Sarah stellt eine große Frage. „Warum macht Freiheit Angst?“ Die Antwort kommt sogleich mit dem Lied „Testament“. Mit erfrischenden Keyboardklängen, schönem Licht und souliger Stimme setzt die Künstlerin mit ihrer Band eine Zäsur, die die Zuschauer_innen innehalten lässt. Warum lassen wir uns von der Konsumgesellschaft abspeisen? Weshalb sperren wir unsere Kinder in die Institution Schule, wo sie drinnen sitzen und ihnen erzählt wird, wie Natur aussieht. Sarah Lesch stellt viele Fragen. Antworten muss sich jede_r selbst bilden. Denken ist Eigenverantwortung. Freiheit mache eben viel Angst, weil viel Verantwortung damit einhergeht.
Der Einsamkeit zum Trotze
Die letzten Lieder gehören zu dem neuen Album der Liedermacherin.

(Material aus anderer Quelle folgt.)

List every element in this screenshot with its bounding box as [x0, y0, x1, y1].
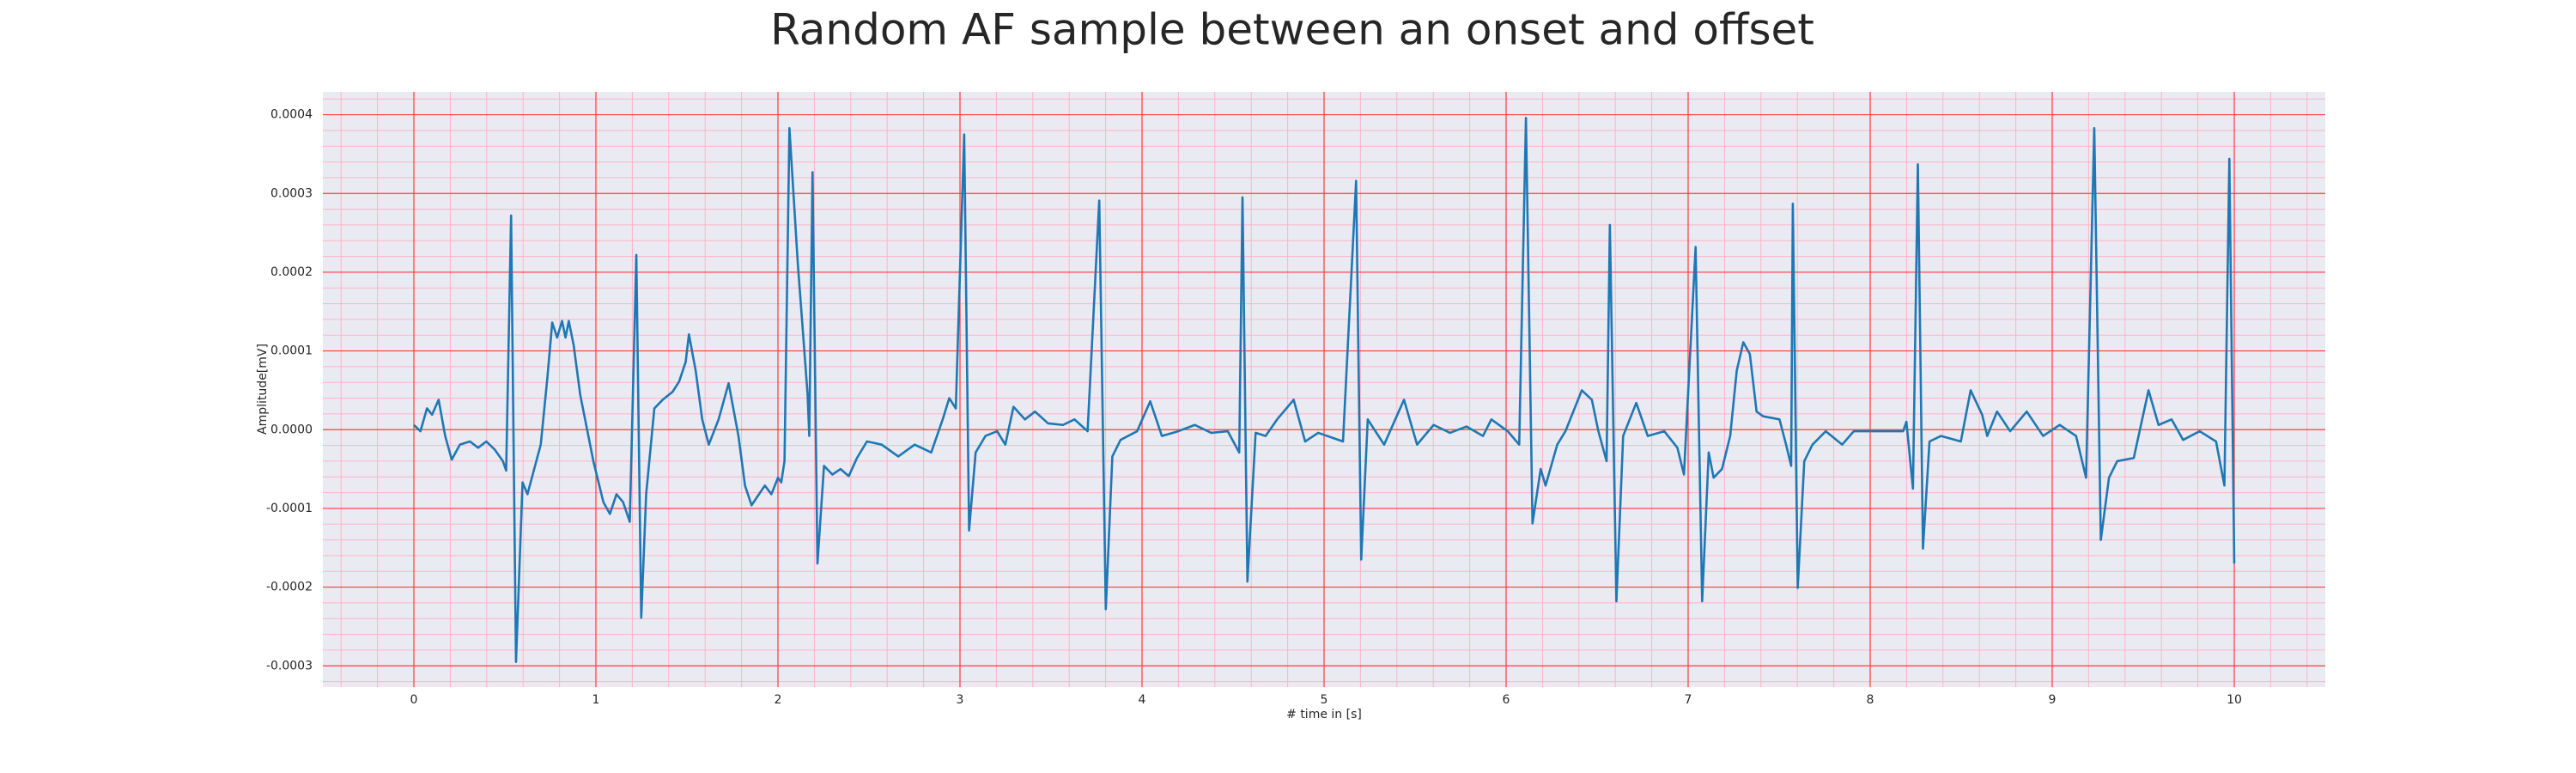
- y-tick-label: 0.0003: [270, 186, 313, 200]
- x-tick-label: 3: [957, 693, 964, 707]
- y-axis-label: Amplitude[mV]: [256, 344, 270, 435]
- y-tick-label: -0.0002: [266, 581, 313, 594]
- x-tick-label: 5: [1321, 693, 1328, 707]
- x-tick-label: 6: [1503, 693, 1510, 707]
- x-axis-label: # time in [s]: [1286, 708, 1362, 721]
- x-tick-label: 0: [410, 693, 418, 707]
- y-tick-label: -0.0003: [266, 659, 313, 673]
- chart-title: Random AF sample between an onset and of…: [770, 5, 1814, 55]
- y-tick-label: 0.0001: [270, 344, 313, 358]
- y-tick-label: 0.0002: [270, 265, 313, 279]
- x-tick-label: 10: [2227, 693, 2242, 707]
- y-tick-label: -0.0001: [266, 502, 313, 515]
- data-line: [413, 116, 2236, 663]
- x-tick-label: 7: [1685, 693, 1692, 707]
- x-tick-label: 2: [775, 693, 782, 707]
- x-tick-label: 1: [592, 693, 600, 707]
- x-tick-label: 8: [1867, 693, 1874, 707]
- y-tick-label: 0.0000: [270, 423, 313, 436]
- y-tick-label: 0.0004: [270, 108, 313, 122]
- x-tick-label: 9: [2049, 693, 2057, 707]
- x-tick-label: 4: [1139, 693, 1146, 707]
- grid: [323, 92, 2325, 687]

Zwischen einem imaginierten rosa Elephanten und einem von ihr und Dota Kehr vertonten Text von Mascha Kaléko bewegt Sarah Lesch die Zuschauer_innen von Phantasieszenen bis in Mascha Kalékos „Nirgendland“. Das allerletzte Lied lautet „Der Einsamkeit zum Trotze“.
Ausrufezeichen!
Die Zugabe ist auch schon „Das letzte Lied“.
Sarah Lesch schafft es an diesem Abend, mit ihrer Stimme und ihren Liedern die Herzen der Potsdamer_innen zu berühren. Gleichsam wird dem Bewegungsdrang, den ihre Lieder bewirken, keine Freiheit gegeben. Diejenigen, die alle Lieder kennen, sind vermutlich nicht in Gänze auf ihre Kosten gekommen. Diejenigen, die Sarah Lesch an diesem Abend kennengelernt haben, konnten sich an ihren Liedern laben. Denn eins kann Sarah Lesch auf verblüffende Weise: Einen sehr angenehmen persönlichen Rahmen schaffen, in dem man sich wohl fühlt und einen Hauch von Geborgenheit verspürt.